”Puoi cadere migliaia di volte nella vita, ma se sei realmente libero nei pensieri, nel cuore e se possiedi l’animo del saggio potrai cadere anche infinite volte nel percorso della tua vita, ma non lo farai mai in ginocchio, sempre in piedi”. A 29 anni esatti dalla sua morte, le sue parole accarezzano l’attualità come una delicata risacca notturna. Ma i moniti di Giancarlo Siani, ucciso dalla camorra il 23 settembre 1985, sono anche un pugno sferrato in pieno viso all’Italia indifferente, contraddittoria e collusa. Un eroe, un giornalista “giornalista”, un portatore sano di verità insabbiate. Insomma tutto quanto in Italia, a molteplici livelli, è morto e sepolto.
Napoli è crollata, tante volte. Sotto i colpi di sé stessa, innanzitutto. Inerte spettatrice di un decennale saccheggio della propria identità e dignità. Un cancro in ventre mai veramente combattuto, per pigrizia o rassegnazione.
Napoli è crollata, tante volte. Colpita alle spalle da un apparato politico non solo latitante e burattino, benché incapace di tirar su le maniche e almeno spalare via il fango.
Napoli quel fango lo mangia, giorno dopo giorno. Quando la giustizia sommaria e approssimativa rappresenta solo il boia che attiva la gogna mediatica. I media, proprio loro. O meglio una mandria di giornalisti “impiegati”, deontologicamente inopportuni se rapportati alla figura di Giancarlo Siani. Quelli che non sanno interpretare le notizie, quelli a cui mancano i riscontri della strada perché la scrivania è comoda e priva di rischi. Gli apostoli dello scoop a tutti i costi, seppur condito da falsità e luoghi comuni spiccioli.
Nuova luce su Genny a’ carogna, assoluto mattatore della tragica serata del 3 maggio scorso a Roma. Il suo arresto è la cartina di tornasole di un sistema marcio e ingannevole. Nella giornata in cui lo Stato ha clamorosamente fallito in ogni sua componente, le mani intrise di sangue si asciugano con il lenzuolo sporco. Quale miglior capro espiatorio di un pregiudicato pluritatuato, dal faccione tenebroso e con indosso una maglietta che solo in quell’occasione ci si è accorti invocasse alla violenza?

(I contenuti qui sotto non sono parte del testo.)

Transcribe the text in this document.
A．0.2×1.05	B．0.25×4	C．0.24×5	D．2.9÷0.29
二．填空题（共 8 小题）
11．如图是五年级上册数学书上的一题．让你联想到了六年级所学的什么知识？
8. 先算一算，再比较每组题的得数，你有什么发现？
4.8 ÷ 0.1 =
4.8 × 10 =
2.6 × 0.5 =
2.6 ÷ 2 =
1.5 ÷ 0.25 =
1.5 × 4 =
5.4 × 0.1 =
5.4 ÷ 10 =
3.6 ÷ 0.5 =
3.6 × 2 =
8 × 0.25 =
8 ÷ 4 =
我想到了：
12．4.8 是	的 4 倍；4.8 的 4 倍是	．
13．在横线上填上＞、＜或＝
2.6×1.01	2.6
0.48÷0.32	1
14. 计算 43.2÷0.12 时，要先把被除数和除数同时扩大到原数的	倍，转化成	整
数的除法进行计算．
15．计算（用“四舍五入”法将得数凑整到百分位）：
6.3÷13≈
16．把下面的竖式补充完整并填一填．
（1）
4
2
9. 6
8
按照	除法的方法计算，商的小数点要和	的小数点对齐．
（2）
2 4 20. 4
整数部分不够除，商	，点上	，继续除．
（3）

La “trattativa”. Lo ammetto, impazzisco per questo vezzo lessicale. Se non sbaglio ricorda solo corruzioni a raffica dell’ultimo trentennio di politica, processi nei quali è sempre lo Stato ad uscirne con le ossa rotte. La stampa utilizza questo epiteto riguardo i fatti dell’Olimpico per provocare sdegno nella popolazione e infilare la camorra anche dove non ce n’è necessità. Così, per un po’ di sensazionalismo e per abbattersi sull’immagine straziata di Napoli. E invece così colpiscono ancora una volta le stanze dei bottoni e i loro insulsi portavoce. Coloro che hanno negato fin dal principio l’assenso degli ultrà affinchè la partita si giocasse, assenso ora ricomparso nelle motivazioni della sentenza. Farsa tutta italiana. E se c’è stata, magari bisogna anche ringraziare. Altrimenti chissà che nottata avremmo rispedito agli annali.
Cinque mesi per accalappiare Genny, ma non per fare giustizia. Trattativa risolta, puniti gli scavalcamenti delle balaustre. Ma l’omicidio c’è stato o è solo uno dei miei peggiori incubi? Il sangue è stato versato fuori dallo stadio, dentro solo chiacchiere e ricostruzioni ad hoc. Eppure il criminale che ha fatto fuoco è ancora a piede libero. Probabilmente chi lo sta coprendo è parte integrante di questo teatrino. E tutta questa insensatezza non ammazza solo la famiglia di Ciro per la seconda volta, ma continua ad infierire sul corpo di una città già moribonda.
Rialzati, Napoli. Non lasciarti stuprare ancora senza opporre resistenza. Prendi esempio dal coraggio di Giancarlo e fai valere il tuo orgoglio millenario. Abbandona i clichè, affronta i soprusi ed inizia ad urlare la tua rabbia. Ma, prima di tutto, impara a guardarti allo specchio.